Enfin, les avancées technologiques viennent perturber les économies, et bouleverser les attentes concernant l’avenir. Bien avant qu’il existe un terme pour décrire le phénomène – la destruction créatrice schumpetérienne – les technologies transformaient déjà les économies, et conduisaient au déplacement des travailleurs. Les économies sont toutefois généralement parvenues à s’adapter : les ordinateurs, par exemple, n’ont pas abouti à un chômage structurel massif, la main-d’œuvre ayant été redéployée vers d’autres emplois. En tout état de cause, le niveau de vie s’est élevé.

Cela sera-t-il le cas avec l’intelligence artificielle ? Les membres d’un groupe de leaders technologiques, parmi lesquels Elon Musk, n’en sont pas certains. Dans une récente lettre ouverte, ils appellent à une pause de six mois (voire plus) dans le développement de l’IA avancée, le temps de mieux comprendre les risques soulevés par la technologie, et d’élaborer les moyens de les atténuer. Musk va jusqu’à évoquer un possible risque de destruction de la civilisation humaine, et affirme que Larry Page, cofondateur de Google, l’a qualifié de « spéciste » pour son intention de préserver l’humanité face à l’IA.

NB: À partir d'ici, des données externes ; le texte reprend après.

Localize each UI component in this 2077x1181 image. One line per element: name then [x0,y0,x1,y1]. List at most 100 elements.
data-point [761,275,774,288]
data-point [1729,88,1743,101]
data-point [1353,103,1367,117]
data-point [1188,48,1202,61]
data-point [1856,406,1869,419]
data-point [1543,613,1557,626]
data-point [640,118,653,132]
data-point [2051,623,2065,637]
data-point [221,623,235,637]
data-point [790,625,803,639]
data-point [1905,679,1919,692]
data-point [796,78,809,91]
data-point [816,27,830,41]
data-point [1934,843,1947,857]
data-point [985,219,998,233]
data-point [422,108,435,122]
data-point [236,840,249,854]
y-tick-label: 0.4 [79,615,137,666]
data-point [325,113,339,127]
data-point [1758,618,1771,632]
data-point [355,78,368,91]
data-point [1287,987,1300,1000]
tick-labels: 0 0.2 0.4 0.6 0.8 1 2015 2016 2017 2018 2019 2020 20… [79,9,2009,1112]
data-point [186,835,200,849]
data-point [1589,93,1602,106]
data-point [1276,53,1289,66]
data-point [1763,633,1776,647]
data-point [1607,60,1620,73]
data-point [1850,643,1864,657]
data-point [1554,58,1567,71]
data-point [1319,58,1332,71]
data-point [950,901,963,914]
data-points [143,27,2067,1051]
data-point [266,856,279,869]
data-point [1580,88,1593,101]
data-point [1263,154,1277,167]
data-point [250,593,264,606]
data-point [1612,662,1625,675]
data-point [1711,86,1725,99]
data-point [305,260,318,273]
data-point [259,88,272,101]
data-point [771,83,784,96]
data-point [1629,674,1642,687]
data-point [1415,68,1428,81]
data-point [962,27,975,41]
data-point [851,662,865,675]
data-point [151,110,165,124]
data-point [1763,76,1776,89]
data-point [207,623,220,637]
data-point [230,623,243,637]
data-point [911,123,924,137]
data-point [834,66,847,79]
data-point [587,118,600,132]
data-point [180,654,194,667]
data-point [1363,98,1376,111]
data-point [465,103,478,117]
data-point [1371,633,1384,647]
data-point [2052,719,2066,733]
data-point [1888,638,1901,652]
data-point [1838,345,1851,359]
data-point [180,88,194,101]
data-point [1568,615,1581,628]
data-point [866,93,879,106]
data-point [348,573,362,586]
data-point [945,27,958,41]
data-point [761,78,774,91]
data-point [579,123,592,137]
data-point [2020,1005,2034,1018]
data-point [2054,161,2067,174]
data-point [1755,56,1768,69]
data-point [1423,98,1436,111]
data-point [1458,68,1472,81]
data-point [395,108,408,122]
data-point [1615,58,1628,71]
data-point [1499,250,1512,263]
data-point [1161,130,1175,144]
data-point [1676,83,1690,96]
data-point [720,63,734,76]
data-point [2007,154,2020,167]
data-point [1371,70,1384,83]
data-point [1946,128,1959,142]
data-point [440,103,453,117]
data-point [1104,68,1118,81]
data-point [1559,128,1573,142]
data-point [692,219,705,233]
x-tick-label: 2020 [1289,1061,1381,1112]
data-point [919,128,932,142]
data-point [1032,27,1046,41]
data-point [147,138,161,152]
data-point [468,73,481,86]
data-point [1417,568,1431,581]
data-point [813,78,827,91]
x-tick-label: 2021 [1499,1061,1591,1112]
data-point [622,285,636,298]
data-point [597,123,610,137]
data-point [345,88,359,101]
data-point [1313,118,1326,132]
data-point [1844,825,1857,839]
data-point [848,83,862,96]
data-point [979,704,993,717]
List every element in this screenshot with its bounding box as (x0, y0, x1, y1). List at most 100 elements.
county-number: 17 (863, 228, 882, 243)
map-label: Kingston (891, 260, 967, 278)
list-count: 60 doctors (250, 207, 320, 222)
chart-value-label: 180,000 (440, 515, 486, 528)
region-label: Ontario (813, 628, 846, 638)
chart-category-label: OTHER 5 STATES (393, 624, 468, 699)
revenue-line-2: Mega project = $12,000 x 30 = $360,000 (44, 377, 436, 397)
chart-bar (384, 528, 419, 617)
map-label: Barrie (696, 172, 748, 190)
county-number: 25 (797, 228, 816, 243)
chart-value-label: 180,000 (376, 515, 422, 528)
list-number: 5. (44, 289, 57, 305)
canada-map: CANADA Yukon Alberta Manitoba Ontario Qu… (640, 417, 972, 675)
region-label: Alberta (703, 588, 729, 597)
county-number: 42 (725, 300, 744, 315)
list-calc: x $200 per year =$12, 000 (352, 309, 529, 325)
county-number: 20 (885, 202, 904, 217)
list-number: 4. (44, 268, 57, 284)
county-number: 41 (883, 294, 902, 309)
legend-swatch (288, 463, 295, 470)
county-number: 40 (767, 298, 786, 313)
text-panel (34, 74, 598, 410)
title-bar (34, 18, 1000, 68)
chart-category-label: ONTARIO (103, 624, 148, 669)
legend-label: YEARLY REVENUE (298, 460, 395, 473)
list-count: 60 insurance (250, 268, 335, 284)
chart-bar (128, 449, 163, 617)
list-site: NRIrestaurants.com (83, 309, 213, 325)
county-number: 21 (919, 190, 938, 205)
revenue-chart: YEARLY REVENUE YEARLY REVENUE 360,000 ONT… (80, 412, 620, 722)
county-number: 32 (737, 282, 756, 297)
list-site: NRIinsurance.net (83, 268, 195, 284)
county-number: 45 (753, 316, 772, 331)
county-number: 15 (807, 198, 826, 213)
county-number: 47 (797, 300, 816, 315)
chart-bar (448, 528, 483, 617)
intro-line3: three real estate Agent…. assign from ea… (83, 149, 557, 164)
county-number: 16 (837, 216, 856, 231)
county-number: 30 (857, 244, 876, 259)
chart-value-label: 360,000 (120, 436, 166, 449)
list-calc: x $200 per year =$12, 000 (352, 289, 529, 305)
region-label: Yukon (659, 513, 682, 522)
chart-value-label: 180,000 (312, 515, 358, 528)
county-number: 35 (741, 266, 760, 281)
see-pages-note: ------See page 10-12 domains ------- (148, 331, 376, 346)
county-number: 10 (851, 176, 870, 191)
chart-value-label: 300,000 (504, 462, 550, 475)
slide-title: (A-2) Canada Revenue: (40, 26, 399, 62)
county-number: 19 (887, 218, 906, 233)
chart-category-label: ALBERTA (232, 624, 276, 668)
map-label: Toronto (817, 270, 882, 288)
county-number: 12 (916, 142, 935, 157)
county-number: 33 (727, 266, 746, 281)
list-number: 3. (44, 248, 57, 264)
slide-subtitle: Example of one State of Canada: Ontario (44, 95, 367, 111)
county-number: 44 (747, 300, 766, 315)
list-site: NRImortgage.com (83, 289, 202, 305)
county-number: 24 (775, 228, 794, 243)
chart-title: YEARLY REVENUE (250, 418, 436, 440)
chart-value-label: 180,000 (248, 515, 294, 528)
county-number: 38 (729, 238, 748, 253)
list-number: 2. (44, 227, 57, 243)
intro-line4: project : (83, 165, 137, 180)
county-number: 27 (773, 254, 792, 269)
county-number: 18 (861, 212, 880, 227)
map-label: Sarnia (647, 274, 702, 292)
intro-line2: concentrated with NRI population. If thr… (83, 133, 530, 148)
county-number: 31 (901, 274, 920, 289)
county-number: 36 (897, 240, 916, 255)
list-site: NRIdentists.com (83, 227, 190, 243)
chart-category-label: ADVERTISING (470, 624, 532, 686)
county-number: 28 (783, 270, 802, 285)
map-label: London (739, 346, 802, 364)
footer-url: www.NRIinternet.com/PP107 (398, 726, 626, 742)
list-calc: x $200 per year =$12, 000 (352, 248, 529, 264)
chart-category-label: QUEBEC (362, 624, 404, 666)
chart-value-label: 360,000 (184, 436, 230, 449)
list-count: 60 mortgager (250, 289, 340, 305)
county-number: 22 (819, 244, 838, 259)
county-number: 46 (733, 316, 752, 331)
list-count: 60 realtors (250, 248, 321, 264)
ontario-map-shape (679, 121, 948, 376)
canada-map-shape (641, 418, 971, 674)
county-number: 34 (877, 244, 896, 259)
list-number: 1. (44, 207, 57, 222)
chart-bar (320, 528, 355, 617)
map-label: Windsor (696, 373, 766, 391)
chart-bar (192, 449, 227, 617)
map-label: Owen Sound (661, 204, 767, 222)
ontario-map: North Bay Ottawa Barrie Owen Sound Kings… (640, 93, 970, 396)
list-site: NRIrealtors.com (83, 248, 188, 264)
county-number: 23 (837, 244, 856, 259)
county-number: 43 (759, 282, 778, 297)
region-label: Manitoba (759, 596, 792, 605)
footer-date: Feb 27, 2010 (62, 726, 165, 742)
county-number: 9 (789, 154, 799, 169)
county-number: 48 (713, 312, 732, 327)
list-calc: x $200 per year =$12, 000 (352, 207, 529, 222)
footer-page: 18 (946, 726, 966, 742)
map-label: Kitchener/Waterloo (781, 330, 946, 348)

Enfin, l’IA est un outil, qui peut être utilisé pour le meilleur – notamment pour le développement de nouveaux médicaments et dispositifs de diagnostic – mais également pour le pire, par exemple en appui de la répression en Chine. Je reste raisonnablement optimiste quant à notre capacité à surmonter – ou à gérer suffisamment – ce défi, ainsi que les autres problématiques ici évoquées. Compte tenu néanmoins de la prolifération des armes nucléaires, le prix de l’échec pourrait conduire au replay le plus déplaisant de tous.

Traduit de l’anglais par Martin Morel

Michael J. Boskin, professeur d'économie à l'Université de Stanford, et membre principal de la Hoover Institution, a été président du Comité des conseillers économiques de George H. W. Bush de 1989 à 1993.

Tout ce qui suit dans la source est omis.